I love so much about anesthesiology and at this point (ms3) am almost certainly going into it, despite all the doom and gloom I read here. The only competitor is EM, for precisely the reasons stated. I want to be able serve family/friends from time-to-time with simple "doctoring" skills like minor lac repairs, looking at the neighbor kid's ears/throat, going on high-adventure camping trips with the boy scouts as the medical guy, medical mission trips, etc.

In the hospital, as a career, I want the be a physician anesthesiologist. Outside the hospital, though, I still value being able to be just "a doc".
 
I hope you realize that working as an attending, especially in an urgent/emergent care setting, brings all kinds of malpractice risks. I would tread VERY carefully, if I were you. After one year of internship, you will have very little practical experience. You need to miss just one diagnosis and your career might become history, including your anesthesia residency.

Good advice, much appreciated~

Would still like to know if this is possible and if anyone here has attempted this?
 
I want to be able serve family/friends from time-to-time with simple "doctoring" skills like minor lac repairs, looking at the neighbor kid's ears/throats, going on high-adventure camping trips with the boy scouts as the medical guy, medical mission trips, etc.

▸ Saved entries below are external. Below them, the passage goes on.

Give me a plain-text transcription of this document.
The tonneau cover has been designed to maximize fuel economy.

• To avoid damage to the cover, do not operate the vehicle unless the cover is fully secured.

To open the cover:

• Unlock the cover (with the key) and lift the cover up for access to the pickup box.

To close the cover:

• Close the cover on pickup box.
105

In the hospital, as a career, I want the be a physician anesthesiologist. Outside the hospital, though, I still value being able to be just "a doc".

THIS. Couldn't have said it better myself, thank you~
 
Where I trained, it was impossible to moonlight outside anesthesia. There are definitely places where you can, but my advice is to try and stay either within anesthesia (as a trainee doing paid weekend calls etc.) or within your competence level (as an attending doing medical H&P for psych etc.). A low acute urgent care place where you can run stuff by more senior docs can also qualify.
 
Outside the hospital, though, I still value being able to be just "a doc".
I hope you realize that you shouldn't treat your family at all, and your friends only at your place of work, just like any other patient. There are ethical and legal regulations about these.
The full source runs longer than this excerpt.